Through its Skills Development Fund, Tonga Skills supports local training providers to deliver training in ways that are flexible, inclusive and demand driven. This approach aims to increase the informal training system’s reach so that people from the outer islands have equal access to quality skills training.

In Tonga’s coastal areas, boat owners’ livelihoods depend greatly on their boats as a means of transportation, fishing for food and as a business. Recognising this, Tonga Skills partnered with the Ministry of Fisheries to deliver training in outboard motor maintenance and repair for boat owners in the islands of Vava’u, ‘Eua and Ha’apai.

“The training is for boat owners living in the outer islands so they can fix their outboard motors when little things go wrong,” says Mr. Fonuakite Fanua. “Waiting for a mechanic to travel from the mainland may take a very long time.”

The training equips boat owners with skills in outboard motor maintenance and repair, familiarising participants with the parts of their boat motor, the ability to identify problems and know how to fix them.

Training has now been delivered in the three islands, where a trainer worked with boat owners to dismantle their outboard motors and demonstrate troubleshooting skills. This method of training has shown positive outcomes.

In January 2020, 20 boat owners in Ha’apai participated in the training. Tonga Skills interviewed 14 of the graduates in May 2020 and found that since completing the training, each participant has used their new skills to maintain outboard motors. They have also been able to help share their skills with others in their community.

A total of 87 participants have now completed the training. In Vava’u, the trainees included five women and two people with a disability.

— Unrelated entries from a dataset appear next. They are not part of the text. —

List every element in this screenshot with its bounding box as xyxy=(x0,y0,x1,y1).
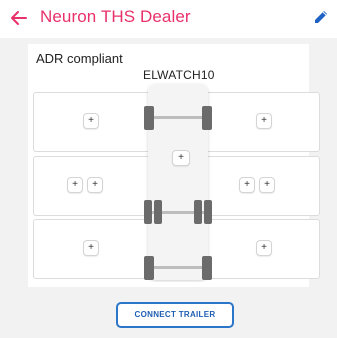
page-title: Neuron THS Dealer xyxy=(40,7,191,26)
add-tire-button-front-right[interactable]: + xyxy=(256,113,272,129)
add-tire-button-rear-right[interactable]: + xyxy=(256,240,272,256)
add-tire-button-front-left[interactable]: + xyxy=(83,113,99,129)
vehicle-chassis-diagram xyxy=(144,84,212,280)
add-tire-button-middle-left-outer[interactable]: + xyxy=(67,177,83,193)
adr-compliant-label: ADR compliant xyxy=(36,51,123,66)
add-spare-tire-button[interactable]: + xyxy=(172,150,190,166)
vehicle-name: ELWATCH10 xyxy=(143,68,215,82)
add-tire-button-rear-left[interactable]: + xyxy=(83,240,99,256)
back-arrow-icon[interactable] xyxy=(8,7,30,29)
connect-trailer-button[interactable]: CONNECT TRAILER xyxy=(116,302,234,328)
edit-pencil-icon[interactable] xyxy=(312,8,330,26)
add-tire-button-middle-right-inner[interactable]: + xyxy=(239,177,255,193)
add-tire-button-middle-right-outer[interactable]: + xyxy=(259,177,275,193)
vehicle-card: ADR compliant ELWATCH10 + + + + + + + + xyxy=(28,44,320,287)
app-bar: Neuron THS Dealer xyxy=(0,0,337,38)
add-tire-button-middle-left-inner[interactable]: + xyxy=(87,177,103,193)
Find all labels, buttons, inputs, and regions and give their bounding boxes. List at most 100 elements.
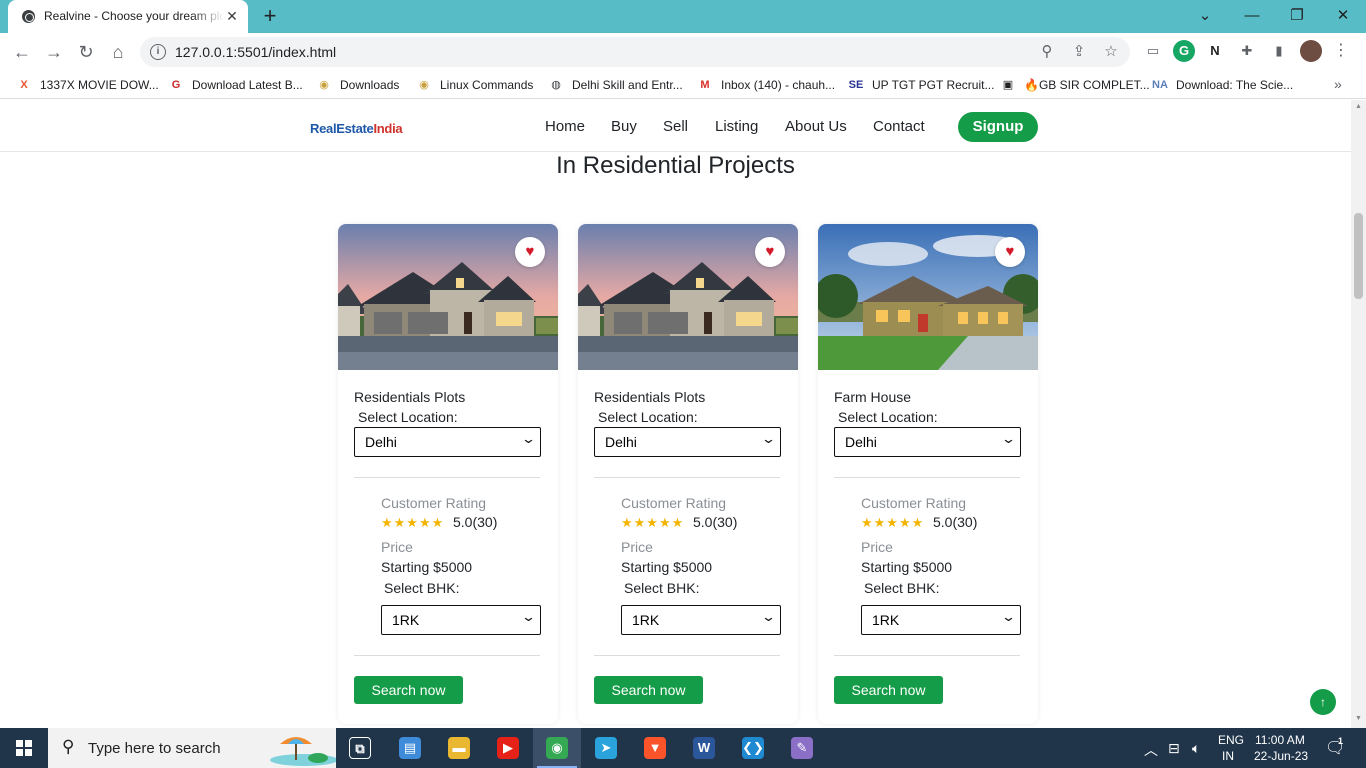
nav-listing[interactable]: Listing <box>715 118 758 135</box>
tab-title: Realvine - Choose your dream plot <box>44 9 224 23</box>
bookmark-item[interactable]: ▣ 🔥GB SIR COMPLET... <box>1000 76 1150 94</box>
back-arrow-icon[interactable]: ← <box>10 40 34 64</box>
chevron-down-icon: ⌄ <box>1000 431 1017 446</box>
home-icon[interactable]: ⌂ <box>106 40 130 64</box>
globe-icon <box>22 10 35 23</box>
taskbar-app-chrome[interactable]: ◉ <box>533 728 581 768</box>
taskbar-app-word[interactable]: W <box>680 728 728 768</box>
profile-avatar[interactable] <box>1300 40 1322 62</box>
clock[interactable]: 11:00 AM 22-Jun-23 <box>1252 728 1312 768</box>
browser-tab-active[interactable]: Realvine - Choose your dream plot ✕ <box>8 0 248 33</box>
page-scrollbar[interactable]: ▲ ▼ <box>1351 100 1366 728</box>
side-panel-icon[interactable]: ▮ <box>1268 40 1290 62</box>
search-icon: ⚲ <box>62 737 75 756</box>
telegram-icon: ➤ <box>595 737 617 759</box>
site-logo[interactable]: RealEstateIndia <box>310 121 403 136</box>
se-icon: SE <box>848 79 864 91</box>
page-viewport: RealEstateIndia Home Buy Sell Listing Ab… <box>0 100 1351 728</box>
taskbar-app-file-explorer[interactable]: ▬ <box>435 728 483 768</box>
taskbar-app-telegram[interactable]: ➤ <box>582 728 630 768</box>
nav-buy[interactable]: Buy <box>611 118 637 135</box>
signup-button[interactable]: Signup <box>958 112 1038 142</box>
zoom-icon[interactable]: ⚲ <box>1036 41 1058 63</box>
address-bar[interactable]: i 127.0.0.1:5501/index.html ⚲ ⇪ ☆ <box>140 37 1130 67</box>
close-window-button[interactable]: ✕ <box>1331 4 1355 28</box>
bookmarks-overflow-icon[interactable]: » <box>1334 76 1342 92</box>
minimize-button[interactable]: — <box>1240 4 1264 28</box>
heart-favorite-icon[interactable]: ♥ <box>515 237 545 267</box>
rating-value: 5.0(30) <box>693 514 738 530</box>
heart-favorite-icon[interactable]: ♥ <box>995 237 1025 267</box>
star-bookmark-icon[interactable]: ☆ <box>1100 41 1122 63</box>
notion-icon[interactable]: N <box>1204 40 1226 62</box>
search-now-button[interactable]: Search now <box>594 676 703 704</box>
reload-icon[interactable]: ↻ <box>74 40 98 64</box>
bhk-select[interactable]: 1RK ⌄ <box>861 605 1021 635</box>
network-icon[interactable]: ⊟ <box>1168 740 1180 757</box>
property-card: ♥ Residentials Plots Select Location: Delhi… <box>338 224 558 724</box>
share-icon[interactable]: ⇪ <box>1068 41 1090 63</box>
tab-search-button[interactable]: ⌄ <box>1193 4 1217 28</box>
location-select[interactable]: Delhi ⌄ <box>834 427 1021 457</box>
url-text[interactable]: 127.0.0.1:5501/index.html <box>175 44 336 60</box>
nav-home[interactable]: Home <box>545 118 585 135</box>
bookmark-item[interactable]: NA Download: The Scie... <box>1152 76 1293 94</box>
scroll-to-top-button[interactable]: ↑ <box>1310 689 1336 715</box>
taskbar-search-box[interactable]: ⚲ Type here to search <box>48 728 336 768</box>
tab-strip: Realvine - Choose your dream plot ✕ + ⌄ … <box>0 0 1366 33</box>
location-select[interactable]: Delhi ⌄ <box>594 427 781 457</box>
star-rating-icon: ★★★★★ <box>861 515 925 530</box>
bookmark-item[interactable]: X 1337X MOVIE DOW... <box>16 76 158 94</box>
bookmark-label: UP TGT PGT Recruit... <box>872 78 995 92</box>
scroll-down-arrow-icon[interactable]: ▼ <box>1354 714 1363 724</box>
price-value: Starting $5000 <box>621 559 713 575</box>
clock-date: 22-Jun-23 <box>1254 749 1309 763</box>
bookmarks-bar: X 1337X MOVIE DOW... G Download Latest B...… <box>0 71 1366 99</box>
divider <box>594 477 780 478</box>
scroll-up-arrow-icon[interactable]: ▲ <box>1354 102 1363 112</box>
bookmark-label: Downloads <box>340 78 400 92</box>
search-now-button[interactable]: Search now <box>834 676 943 704</box>
bhk-select[interactable]: 1RK ⌄ <box>381 605 541 635</box>
gmail-icon: M <box>700 79 710 91</box>
nav-about-us[interactable]: About Us <box>785 118 847 135</box>
bhk-select[interactable]: 1RK ⌄ <box>621 605 781 635</box>
globe-icon: ◍ <box>551 79 561 91</box>
taskbar-app-news[interactable]: ▤ <box>386 728 434 768</box>
bookmark-item[interactable]: ◍ Delhi Skill and Entr... <box>548 76 683 94</box>
location-select[interactable]: Delhi ⌄ <box>354 427 541 457</box>
start-button[interactable] <box>0 728 48 768</box>
bookmark-item[interactable]: ◉ Downloads <box>316 76 399 94</box>
bookmark-item[interactable]: ◉ Linux Commands <box>416 76 533 94</box>
maximize-button[interactable]: ❐ <box>1285 4 1309 28</box>
new-tab-button[interactable]: + <box>258 5 282 29</box>
volume-icon[interactable]: 🔈︎ <box>1192 740 1200 757</box>
bookmark-item[interactable]: G Download Latest B... <box>168 76 303 94</box>
taskbar-app-brave[interactable]: ▼ <box>631 728 679 768</box>
info-icon[interactable]: i <box>150 44 166 60</box>
price-label: Price <box>621 539 653 555</box>
taskbar-app-task-view[interactable]: ⧉ <box>336 728 384 768</box>
tray-overflow-icon[interactable]: ︿ <box>1144 740 1158 760</box>
search-now-button[interactable]: Search now <box>354 676 463 704</box>
cast-icon[interactable]: ▭ <box>1142 40 1164 62</box>
grammarly-icon[interactable]: G <box>1173 40 1195 62</box>
taskbar-app-youtube[interactable]: ▶ <box>484 728 532 768</box>
extensions-puzzle-icon[interactable]: ✚ <box>1236 40 1258 62</box>
menu-kebab-icon[interactable]: ⋮ <box>1330 40 1352 62</box>
bookmark-item[interactable]: SE UP TGT PGT Recruit... <box>848 76 995 94</box>
rating-label: Customer Rating <box>861 495 967 511</box>
heart-favorite-icon[interactable]: ♥ <box>755 237 785 267</box>
taskbar-app-paint[interactable]: ✎ <box>778 728 826 768</box>
nav-sell[interactable]: Sell <box>663 118 688 135</box>
scroll-thumb[interactable] <box>1354 213 1363 299</box>
x-icon: X <box>20 79 28 91</box>
tab-close-icon[interactable]: ✕ <box>224 8 240 24</box>
bookmark-item[interactable]: M Inbox (140) - chauh... <box>697 76 835 94</box>
divider <box>594 655 780 656</box>
nav-contact[interactable]: Contact <box>873 118 925 135</box>
forward-arrow-icon[interactable]: → <box>42 40 66 64</box>
chevron-down-icon: ⌄ <box>760 609 777 624</box>
taskbar-app-vscode[interactable]: ❮❯ <box>729 728 777 768</box>
language-indicator[interactable]: ENG IN <box>1218 728 1246 768</box>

Ha’apai: Taufa Havili has been a seafarer for seven years and holds a Class 6 Master Engineer certificate from the Tonga Maritime Polytechnic Institute. Taufa is a skipper for the local Sea Change  Eco Resort on Uoleva Island and takes out whale tour guests during the whale season. The outboard motor maintenance and repair training taught him practical skills to fix motor problems when out at sea.

Taufa said, “My employers were impressed when they saw my certificate from the outboard motor maintenance and repair training. They doubled my salary and extended my contract to include regular maintenance of the resort boat. This means the resort doesn’t have to fly in a mechanic from the mainland for repair services.”

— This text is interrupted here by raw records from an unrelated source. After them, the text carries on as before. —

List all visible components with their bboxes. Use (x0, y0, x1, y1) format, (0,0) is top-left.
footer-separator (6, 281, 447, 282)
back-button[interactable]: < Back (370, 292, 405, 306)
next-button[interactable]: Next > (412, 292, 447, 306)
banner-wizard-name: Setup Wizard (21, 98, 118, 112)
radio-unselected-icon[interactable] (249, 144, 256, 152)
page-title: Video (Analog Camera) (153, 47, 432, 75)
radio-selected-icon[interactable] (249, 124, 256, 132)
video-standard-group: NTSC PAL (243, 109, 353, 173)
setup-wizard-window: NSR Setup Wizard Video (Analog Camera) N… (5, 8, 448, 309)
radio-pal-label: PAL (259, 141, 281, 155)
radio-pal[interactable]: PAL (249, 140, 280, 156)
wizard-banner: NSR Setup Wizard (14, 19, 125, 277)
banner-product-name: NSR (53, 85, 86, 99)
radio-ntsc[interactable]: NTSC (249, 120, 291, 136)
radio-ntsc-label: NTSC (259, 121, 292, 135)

He adds, “I can now perform minor repairs to the boat when something goes wrong during the journey. These new skills help me to feel like a valuable member of the family, at work and in community.”

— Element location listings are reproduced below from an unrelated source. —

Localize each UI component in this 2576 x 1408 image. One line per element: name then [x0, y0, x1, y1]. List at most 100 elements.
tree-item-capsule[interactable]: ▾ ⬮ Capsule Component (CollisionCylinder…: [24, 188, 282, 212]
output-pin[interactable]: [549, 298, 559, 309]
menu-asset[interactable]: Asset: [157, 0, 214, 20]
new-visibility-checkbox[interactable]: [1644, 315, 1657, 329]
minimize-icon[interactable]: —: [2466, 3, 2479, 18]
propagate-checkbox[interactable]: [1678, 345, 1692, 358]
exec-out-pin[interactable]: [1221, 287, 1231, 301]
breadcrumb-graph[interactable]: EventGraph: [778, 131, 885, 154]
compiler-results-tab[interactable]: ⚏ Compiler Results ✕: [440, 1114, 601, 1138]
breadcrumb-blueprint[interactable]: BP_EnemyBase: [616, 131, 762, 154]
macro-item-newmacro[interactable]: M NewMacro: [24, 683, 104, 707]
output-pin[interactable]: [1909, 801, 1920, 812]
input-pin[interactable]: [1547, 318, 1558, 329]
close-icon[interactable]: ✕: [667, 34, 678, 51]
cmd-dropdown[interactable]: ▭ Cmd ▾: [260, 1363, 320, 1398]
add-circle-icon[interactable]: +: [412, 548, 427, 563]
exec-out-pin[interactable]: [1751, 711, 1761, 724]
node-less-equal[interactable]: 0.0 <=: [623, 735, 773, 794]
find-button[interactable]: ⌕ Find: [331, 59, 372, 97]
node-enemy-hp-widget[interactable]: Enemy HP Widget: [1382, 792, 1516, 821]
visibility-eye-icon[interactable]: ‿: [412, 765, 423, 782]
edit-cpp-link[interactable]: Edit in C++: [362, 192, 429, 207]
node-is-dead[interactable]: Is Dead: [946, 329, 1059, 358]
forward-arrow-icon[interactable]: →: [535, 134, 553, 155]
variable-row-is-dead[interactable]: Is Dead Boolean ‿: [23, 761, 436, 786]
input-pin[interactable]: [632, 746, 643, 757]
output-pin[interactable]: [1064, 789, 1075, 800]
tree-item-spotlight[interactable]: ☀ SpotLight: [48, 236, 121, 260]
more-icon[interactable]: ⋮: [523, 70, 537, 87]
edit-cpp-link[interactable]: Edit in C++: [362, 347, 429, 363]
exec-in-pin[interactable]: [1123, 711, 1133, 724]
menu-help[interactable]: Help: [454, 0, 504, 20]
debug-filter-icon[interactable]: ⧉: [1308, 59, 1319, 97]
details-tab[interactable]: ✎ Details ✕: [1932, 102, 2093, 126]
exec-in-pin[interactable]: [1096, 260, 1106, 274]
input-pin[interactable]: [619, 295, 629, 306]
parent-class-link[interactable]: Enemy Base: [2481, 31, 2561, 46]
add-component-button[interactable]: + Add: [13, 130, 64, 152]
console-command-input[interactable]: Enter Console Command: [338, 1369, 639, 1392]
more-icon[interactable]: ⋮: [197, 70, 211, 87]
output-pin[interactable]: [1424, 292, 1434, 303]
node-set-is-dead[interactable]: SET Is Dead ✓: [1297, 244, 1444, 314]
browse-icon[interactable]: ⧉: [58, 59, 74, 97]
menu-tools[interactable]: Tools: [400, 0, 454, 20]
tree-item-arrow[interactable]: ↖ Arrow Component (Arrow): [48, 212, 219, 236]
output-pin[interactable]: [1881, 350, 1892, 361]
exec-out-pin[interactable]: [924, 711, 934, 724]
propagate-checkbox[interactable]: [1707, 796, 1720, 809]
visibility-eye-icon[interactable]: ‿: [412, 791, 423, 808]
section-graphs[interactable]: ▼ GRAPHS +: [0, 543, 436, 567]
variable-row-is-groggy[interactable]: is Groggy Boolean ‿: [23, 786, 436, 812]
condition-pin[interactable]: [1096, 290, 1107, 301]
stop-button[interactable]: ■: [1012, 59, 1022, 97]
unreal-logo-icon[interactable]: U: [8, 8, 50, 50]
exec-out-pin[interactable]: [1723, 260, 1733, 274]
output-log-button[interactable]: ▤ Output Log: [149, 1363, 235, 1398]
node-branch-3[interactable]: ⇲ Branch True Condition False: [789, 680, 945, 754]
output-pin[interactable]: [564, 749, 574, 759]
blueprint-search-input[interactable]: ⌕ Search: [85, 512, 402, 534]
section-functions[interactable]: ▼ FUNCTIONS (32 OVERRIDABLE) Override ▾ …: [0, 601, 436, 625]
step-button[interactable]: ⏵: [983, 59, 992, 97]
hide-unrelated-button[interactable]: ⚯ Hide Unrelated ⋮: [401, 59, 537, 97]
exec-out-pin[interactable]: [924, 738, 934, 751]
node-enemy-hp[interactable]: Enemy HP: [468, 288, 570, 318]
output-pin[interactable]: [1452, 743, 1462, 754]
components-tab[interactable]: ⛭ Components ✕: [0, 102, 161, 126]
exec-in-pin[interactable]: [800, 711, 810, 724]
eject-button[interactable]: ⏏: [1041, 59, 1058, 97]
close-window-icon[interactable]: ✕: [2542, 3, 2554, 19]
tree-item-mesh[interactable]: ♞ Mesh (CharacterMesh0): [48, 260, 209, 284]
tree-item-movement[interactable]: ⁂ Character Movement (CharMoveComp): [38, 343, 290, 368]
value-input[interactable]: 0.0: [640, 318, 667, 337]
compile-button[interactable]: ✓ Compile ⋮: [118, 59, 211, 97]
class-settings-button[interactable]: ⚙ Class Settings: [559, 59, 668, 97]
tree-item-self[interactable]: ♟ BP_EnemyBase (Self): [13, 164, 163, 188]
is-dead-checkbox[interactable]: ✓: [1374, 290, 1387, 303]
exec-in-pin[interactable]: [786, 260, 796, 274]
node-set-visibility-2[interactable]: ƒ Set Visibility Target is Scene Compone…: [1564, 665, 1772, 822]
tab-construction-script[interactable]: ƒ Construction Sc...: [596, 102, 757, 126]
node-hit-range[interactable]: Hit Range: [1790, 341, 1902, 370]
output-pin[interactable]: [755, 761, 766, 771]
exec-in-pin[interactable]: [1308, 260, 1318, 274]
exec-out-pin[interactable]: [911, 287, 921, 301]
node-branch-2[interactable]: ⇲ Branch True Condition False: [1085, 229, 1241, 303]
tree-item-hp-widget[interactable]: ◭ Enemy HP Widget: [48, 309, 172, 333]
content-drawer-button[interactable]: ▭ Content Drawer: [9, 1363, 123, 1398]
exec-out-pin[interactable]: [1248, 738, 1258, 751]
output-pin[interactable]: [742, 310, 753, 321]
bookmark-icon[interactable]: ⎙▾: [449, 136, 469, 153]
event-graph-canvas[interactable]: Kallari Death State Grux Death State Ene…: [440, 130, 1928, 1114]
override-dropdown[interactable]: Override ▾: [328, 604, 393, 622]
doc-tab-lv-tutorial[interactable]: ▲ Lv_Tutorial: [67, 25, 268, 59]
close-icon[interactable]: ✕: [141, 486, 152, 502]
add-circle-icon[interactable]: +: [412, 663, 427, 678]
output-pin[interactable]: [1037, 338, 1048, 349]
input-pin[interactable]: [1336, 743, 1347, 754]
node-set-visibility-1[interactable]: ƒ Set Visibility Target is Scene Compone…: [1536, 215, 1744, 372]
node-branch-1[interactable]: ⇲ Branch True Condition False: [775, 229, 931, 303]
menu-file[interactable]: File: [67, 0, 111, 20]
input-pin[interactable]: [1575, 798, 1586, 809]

Vava’u: Semisi Tauheluhelu of ‘Utulei is a man of many talents. He is a primary school teacher, a fisherman, a farmer and a very active member of the community. He also lost his leg through an accident some years ago. Semisi participated in the outboard motor maintenance and repair training in 2018. Semisi can now repair his boat when he is out at sea gathering fish for his family’s consumption or to be sold at the market.

‘Afasa Loni learning to dismantle and repair an outboard motor in ‘Eua, 2020

‘Eua: ‘Afasa Loni operates a whale tour and fishing business. The skills he gained during the training enable him to maintain and repair his boat without having to call for a mechanic from Tongatapu. ‘Afasa is one of the recently registered business clients for business coaching through Tonga Skills.

Semisi Tauheluhelu of ‘Utulei, Vava’u who participated in the Outboard Motor Maintenance and Repair training.